I cannot find any other way of interpreting what Birkerts says here, but that’s just nuts — as well as totally inconsistent with the arguments he makes in The Gutenberg Elegies about the unique value of reading novels. Does he really want to suggest that a person reading a biography of Paris Hilton in an actual book is having a deeper and richer experience than a person reading Henry James on a Kindle?

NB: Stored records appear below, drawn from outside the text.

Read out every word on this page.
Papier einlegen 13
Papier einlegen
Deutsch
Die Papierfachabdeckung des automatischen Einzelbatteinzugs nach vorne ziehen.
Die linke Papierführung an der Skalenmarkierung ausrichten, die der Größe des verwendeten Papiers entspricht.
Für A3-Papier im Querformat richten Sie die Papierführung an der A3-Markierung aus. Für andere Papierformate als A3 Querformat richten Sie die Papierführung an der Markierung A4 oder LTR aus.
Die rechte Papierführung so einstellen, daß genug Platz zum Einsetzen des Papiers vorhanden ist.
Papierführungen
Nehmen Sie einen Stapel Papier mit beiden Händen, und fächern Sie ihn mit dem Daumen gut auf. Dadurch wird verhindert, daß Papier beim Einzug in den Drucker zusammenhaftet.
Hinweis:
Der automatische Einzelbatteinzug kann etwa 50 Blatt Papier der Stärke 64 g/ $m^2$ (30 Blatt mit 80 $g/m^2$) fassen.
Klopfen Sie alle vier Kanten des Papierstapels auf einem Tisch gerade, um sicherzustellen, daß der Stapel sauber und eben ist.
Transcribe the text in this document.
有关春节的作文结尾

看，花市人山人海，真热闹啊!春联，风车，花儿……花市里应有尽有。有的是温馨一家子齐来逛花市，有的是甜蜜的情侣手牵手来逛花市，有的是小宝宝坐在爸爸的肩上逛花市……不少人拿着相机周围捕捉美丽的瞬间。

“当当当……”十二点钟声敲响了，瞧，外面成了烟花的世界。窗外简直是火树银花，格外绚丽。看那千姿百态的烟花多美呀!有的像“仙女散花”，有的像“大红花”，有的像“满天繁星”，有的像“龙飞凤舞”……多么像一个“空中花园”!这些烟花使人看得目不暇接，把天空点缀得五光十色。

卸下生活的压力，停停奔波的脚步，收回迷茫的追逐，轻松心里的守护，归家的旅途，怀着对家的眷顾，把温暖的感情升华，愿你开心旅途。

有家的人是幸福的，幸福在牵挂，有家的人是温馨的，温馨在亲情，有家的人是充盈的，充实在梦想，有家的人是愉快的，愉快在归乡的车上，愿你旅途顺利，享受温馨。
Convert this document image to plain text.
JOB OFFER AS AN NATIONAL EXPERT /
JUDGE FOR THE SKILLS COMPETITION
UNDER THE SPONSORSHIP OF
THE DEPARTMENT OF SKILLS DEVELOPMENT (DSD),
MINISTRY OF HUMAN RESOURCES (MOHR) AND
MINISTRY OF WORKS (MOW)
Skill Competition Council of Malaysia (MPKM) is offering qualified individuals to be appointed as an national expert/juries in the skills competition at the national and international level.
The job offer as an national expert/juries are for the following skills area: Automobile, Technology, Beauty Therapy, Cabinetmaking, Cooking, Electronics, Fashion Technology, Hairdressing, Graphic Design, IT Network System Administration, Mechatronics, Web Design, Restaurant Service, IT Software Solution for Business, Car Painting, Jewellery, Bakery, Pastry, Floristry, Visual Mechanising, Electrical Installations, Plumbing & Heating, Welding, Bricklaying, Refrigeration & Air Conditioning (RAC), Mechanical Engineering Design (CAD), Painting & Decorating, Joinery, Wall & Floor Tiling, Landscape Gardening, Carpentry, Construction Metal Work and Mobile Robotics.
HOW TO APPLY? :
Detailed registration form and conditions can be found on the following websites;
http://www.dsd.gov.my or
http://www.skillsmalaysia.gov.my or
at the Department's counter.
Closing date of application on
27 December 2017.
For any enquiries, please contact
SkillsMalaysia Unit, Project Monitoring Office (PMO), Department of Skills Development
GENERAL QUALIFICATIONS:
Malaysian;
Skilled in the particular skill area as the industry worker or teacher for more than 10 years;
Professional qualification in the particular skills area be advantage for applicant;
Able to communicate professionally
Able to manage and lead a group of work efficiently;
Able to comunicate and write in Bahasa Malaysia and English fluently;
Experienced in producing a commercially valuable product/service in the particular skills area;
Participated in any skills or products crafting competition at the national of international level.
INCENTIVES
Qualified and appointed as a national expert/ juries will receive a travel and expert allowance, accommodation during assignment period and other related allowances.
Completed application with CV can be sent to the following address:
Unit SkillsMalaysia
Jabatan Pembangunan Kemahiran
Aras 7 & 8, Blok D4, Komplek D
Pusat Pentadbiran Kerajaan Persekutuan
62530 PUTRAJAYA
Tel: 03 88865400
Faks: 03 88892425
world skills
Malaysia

Later on in the essay he gets rather upset as he recalls a person who used her Blackberry to retrieve the precise words of a line from Wallace Stevens’s poetry. “I pictured us gradually letting go of Wallace Stevens (and every other artist and producer of work) as the historical flesh-and-blood entity he was, and accepting in his place a Wallace Stevens that is the merely the sum total of his facts — a writer no longer cohering in historical imagination but fragmented into retrievable bits of information.” So what, then, is an acceptable way to look up a line of poetry by Stevens? Isn't there something to be said for the fact that a small group of people at that moment, while they were still immersed in conversation, were able to share Stevens’s actual words? Doesn't that count for something? Isn't that in some way better than a scene in which one or two of them remember to look up the line later, while the others forget about it altogether?
Birkerts needs to think past his immediate reactions. Even if the reactions are appropriate ones, they aren't useful to anyone else unless they are thought through and clearly articulated. This is the kind of off-the-cuff reaction than gives us book lovers a bad name.